The preexisting condition of inequity in education makes COVID’s impacts much more of a danger to learning for those furthest from educational justice. And Black, Latino, Native and Pacific Islander families are hit hardest by the health impacts from the virus. Sharonne Navas, the co-founder and executive director of the Equity in Education Coalition, says we need to approach the question differently.

“We need to see what is the most beneficial for the students and the communities that are getting the virus the most and need the most educational support, and then build from there what the educational system should look like,” Navas said.

Families who are trying to find better options for their kids don’t fall neatly into a box. Some parents of color are looking at the option of pods and home schooling in part because they want their students’ schooling to better reflect them.


Lara Mae Chollette is one of those parents. She is a mom to two students in the Renton School District who is forming a home schooling co-op with mostly other parents of color. 

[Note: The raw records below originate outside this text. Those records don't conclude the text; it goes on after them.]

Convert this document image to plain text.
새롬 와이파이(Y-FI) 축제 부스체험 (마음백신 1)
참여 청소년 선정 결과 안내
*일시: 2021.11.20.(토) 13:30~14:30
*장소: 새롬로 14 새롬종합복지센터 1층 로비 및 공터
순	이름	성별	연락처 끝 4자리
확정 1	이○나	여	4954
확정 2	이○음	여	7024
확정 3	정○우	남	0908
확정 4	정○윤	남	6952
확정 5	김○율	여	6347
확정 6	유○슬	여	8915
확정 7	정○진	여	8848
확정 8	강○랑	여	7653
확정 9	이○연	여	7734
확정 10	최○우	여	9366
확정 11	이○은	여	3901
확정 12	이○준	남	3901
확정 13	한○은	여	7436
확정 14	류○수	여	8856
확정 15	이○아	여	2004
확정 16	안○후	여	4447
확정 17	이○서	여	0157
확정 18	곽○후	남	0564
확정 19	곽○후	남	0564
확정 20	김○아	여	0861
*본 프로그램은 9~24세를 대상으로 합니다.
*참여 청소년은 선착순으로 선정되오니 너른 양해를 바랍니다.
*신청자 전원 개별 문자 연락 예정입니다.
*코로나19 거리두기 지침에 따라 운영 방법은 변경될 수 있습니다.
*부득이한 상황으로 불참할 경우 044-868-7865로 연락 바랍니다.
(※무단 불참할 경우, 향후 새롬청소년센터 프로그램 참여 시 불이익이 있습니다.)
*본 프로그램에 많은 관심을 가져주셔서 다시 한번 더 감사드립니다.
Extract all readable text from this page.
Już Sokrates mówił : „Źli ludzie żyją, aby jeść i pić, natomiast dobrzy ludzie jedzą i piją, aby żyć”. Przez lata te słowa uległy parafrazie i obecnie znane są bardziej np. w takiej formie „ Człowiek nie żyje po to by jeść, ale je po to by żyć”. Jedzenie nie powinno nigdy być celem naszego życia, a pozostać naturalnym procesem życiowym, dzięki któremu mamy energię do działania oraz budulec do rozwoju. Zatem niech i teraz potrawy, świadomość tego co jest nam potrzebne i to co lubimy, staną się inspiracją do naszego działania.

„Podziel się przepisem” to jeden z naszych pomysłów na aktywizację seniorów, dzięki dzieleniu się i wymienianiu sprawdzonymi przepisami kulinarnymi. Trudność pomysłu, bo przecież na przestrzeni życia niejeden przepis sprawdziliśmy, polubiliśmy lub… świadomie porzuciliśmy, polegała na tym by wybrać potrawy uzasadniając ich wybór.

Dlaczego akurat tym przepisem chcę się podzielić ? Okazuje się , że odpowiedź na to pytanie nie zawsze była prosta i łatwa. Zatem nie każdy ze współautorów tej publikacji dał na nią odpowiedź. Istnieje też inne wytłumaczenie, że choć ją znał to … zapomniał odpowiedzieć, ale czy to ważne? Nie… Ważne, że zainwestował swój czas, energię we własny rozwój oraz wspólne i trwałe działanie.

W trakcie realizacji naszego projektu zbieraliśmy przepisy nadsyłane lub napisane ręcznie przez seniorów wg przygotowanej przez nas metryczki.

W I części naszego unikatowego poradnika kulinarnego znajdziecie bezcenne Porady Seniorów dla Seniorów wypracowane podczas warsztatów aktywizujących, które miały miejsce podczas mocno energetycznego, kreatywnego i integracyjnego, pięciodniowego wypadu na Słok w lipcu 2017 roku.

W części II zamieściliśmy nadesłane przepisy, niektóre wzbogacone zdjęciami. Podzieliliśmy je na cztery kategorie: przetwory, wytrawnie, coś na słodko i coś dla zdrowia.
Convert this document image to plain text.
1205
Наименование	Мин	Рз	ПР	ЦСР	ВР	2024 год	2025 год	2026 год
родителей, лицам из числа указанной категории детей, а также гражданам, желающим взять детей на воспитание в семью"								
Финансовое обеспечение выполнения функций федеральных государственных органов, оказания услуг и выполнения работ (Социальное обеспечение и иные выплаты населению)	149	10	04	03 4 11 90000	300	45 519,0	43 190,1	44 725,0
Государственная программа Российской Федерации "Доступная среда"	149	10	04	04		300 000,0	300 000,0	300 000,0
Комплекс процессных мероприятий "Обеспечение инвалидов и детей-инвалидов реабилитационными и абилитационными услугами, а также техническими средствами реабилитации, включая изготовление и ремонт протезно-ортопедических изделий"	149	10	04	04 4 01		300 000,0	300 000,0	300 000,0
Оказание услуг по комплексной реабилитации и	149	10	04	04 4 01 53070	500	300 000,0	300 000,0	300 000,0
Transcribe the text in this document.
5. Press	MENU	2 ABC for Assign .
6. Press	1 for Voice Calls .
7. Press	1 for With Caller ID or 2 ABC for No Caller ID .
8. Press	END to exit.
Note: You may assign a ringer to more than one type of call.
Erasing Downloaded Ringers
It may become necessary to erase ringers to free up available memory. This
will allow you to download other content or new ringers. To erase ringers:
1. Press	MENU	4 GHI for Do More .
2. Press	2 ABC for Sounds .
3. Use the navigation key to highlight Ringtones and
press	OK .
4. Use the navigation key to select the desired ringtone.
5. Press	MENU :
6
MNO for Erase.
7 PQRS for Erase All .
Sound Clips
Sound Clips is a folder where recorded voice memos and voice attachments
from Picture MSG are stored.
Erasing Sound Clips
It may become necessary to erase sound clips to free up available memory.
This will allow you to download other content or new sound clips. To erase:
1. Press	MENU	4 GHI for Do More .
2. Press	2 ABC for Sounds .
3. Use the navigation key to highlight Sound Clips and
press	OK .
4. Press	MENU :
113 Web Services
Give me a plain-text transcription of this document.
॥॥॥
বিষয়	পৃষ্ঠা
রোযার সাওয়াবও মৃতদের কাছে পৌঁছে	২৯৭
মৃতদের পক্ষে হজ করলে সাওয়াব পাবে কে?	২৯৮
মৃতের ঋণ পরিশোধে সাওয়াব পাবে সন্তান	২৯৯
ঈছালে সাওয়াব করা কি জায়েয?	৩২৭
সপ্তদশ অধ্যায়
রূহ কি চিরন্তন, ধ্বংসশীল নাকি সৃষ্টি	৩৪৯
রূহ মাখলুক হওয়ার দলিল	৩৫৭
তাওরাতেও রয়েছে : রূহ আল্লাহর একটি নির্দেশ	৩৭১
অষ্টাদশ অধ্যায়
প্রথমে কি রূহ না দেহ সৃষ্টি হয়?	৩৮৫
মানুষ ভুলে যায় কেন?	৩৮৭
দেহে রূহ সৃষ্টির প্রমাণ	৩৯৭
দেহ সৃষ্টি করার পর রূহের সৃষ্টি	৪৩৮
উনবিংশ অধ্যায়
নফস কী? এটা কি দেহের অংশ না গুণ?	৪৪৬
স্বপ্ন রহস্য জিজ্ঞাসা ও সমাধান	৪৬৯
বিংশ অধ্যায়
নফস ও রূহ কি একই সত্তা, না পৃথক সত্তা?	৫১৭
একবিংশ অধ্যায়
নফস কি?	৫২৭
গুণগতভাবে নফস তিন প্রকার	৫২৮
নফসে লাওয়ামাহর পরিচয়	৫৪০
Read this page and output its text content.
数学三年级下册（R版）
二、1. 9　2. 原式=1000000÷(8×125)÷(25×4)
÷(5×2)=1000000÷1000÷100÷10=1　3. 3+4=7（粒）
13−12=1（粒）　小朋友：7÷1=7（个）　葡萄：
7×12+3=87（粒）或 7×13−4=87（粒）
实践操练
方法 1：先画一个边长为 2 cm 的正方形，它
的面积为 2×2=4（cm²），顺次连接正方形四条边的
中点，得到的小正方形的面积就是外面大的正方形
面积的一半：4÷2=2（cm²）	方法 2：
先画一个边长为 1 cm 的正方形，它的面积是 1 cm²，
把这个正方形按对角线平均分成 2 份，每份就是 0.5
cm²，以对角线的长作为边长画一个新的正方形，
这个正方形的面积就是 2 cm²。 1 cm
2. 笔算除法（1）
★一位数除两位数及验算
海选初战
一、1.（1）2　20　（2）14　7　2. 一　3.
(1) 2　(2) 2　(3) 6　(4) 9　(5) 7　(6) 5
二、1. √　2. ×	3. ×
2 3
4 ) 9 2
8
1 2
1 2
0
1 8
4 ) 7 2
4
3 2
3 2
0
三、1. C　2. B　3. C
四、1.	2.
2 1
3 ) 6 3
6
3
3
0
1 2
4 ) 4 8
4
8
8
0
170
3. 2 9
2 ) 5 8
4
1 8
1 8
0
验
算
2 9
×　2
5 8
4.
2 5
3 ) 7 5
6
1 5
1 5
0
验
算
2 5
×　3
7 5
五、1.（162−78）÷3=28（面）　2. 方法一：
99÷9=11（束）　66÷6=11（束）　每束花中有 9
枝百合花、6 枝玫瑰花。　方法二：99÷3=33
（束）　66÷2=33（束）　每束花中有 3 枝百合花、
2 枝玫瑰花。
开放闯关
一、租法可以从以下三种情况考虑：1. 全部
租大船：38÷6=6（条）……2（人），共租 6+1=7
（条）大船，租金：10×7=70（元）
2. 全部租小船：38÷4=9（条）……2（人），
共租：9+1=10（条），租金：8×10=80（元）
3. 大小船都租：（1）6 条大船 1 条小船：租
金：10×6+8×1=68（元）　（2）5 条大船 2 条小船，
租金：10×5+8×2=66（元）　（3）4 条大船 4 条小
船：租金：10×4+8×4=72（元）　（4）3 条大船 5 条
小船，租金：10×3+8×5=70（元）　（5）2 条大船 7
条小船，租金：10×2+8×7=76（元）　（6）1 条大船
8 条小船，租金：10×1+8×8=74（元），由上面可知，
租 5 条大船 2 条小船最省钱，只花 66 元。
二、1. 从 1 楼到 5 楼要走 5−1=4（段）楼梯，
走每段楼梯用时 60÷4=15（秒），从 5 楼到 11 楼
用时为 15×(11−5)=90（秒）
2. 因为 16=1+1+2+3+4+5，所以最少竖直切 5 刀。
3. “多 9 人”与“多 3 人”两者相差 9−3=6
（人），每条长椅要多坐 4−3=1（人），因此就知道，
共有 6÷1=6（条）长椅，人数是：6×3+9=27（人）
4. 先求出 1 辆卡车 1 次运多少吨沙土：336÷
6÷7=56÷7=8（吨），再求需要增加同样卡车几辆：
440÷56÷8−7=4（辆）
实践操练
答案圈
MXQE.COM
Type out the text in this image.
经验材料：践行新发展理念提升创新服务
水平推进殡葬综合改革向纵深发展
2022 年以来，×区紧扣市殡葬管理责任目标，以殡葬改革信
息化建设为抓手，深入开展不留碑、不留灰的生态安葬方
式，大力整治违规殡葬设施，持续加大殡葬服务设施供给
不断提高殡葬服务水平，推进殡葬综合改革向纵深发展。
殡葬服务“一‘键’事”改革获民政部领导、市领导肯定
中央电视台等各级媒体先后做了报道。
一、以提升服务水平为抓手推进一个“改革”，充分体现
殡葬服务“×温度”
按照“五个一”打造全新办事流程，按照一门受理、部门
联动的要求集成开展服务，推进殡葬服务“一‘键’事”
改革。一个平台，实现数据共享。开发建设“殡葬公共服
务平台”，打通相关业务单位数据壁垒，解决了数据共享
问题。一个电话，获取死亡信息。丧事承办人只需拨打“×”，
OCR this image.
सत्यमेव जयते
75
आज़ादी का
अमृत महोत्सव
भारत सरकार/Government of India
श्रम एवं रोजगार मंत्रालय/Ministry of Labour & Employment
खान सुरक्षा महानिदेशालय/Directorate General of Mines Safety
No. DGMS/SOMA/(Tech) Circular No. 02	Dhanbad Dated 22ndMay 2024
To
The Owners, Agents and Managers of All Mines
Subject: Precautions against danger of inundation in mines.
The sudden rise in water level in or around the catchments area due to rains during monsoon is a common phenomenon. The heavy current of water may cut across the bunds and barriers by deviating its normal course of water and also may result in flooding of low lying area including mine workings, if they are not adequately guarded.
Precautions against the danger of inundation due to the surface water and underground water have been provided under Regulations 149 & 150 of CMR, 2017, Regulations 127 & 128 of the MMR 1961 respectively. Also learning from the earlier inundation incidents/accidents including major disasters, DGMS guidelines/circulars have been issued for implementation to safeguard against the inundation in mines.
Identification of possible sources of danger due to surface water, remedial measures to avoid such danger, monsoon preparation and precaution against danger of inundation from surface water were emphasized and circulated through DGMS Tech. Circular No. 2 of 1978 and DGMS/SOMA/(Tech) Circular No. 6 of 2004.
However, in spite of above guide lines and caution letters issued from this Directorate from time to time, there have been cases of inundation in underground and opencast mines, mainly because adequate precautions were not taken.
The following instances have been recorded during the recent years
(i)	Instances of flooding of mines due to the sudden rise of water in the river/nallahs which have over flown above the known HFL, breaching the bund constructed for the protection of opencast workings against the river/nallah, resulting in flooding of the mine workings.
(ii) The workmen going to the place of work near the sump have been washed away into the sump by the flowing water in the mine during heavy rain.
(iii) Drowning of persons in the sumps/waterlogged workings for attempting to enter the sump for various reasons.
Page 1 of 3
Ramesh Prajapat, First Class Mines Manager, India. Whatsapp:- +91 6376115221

Chollette started thinking about the idea in the spring while she tried to support her elementary and middle-school-aged kids through online learning. She appreciated the work the district put in to try to make the experience a good one for students, but it was a difficult situation all around, she said. Now she has become excited by the possibility of teaching her kids more about their own cultures and current events plus topics the kids are interested in, such as architecture and entrepreneurship. Chollette is exploring how to share teaching responsibilities with other parents. 

Maple Elementary parent Sarah Igawa is taking a different approach for her three children, ages 4, 6 and 8. She encourages parents to pause and consider if pods are valuable and necessary for some kids, how could we work with the schools to make them available for all?

This is exactly what is being done in other parts of the country. One school district outside of Denver, for example, is racing to figure out planning and logistics for “pods for all.”

“I want to come out of this saying that we’re all together, we’re connected, we’re supporting each other. We care about each other,” Igawa said. 

“That’s the society and that’s the future I want for my kids more than them saying I learned the most possible and I didn’t get behind academically,” she said. “I believe that helping our kids to learn how to be members of a just and caring society and be a part of that community, is a more important outcome than my kids getting every single educational advantage that they can.”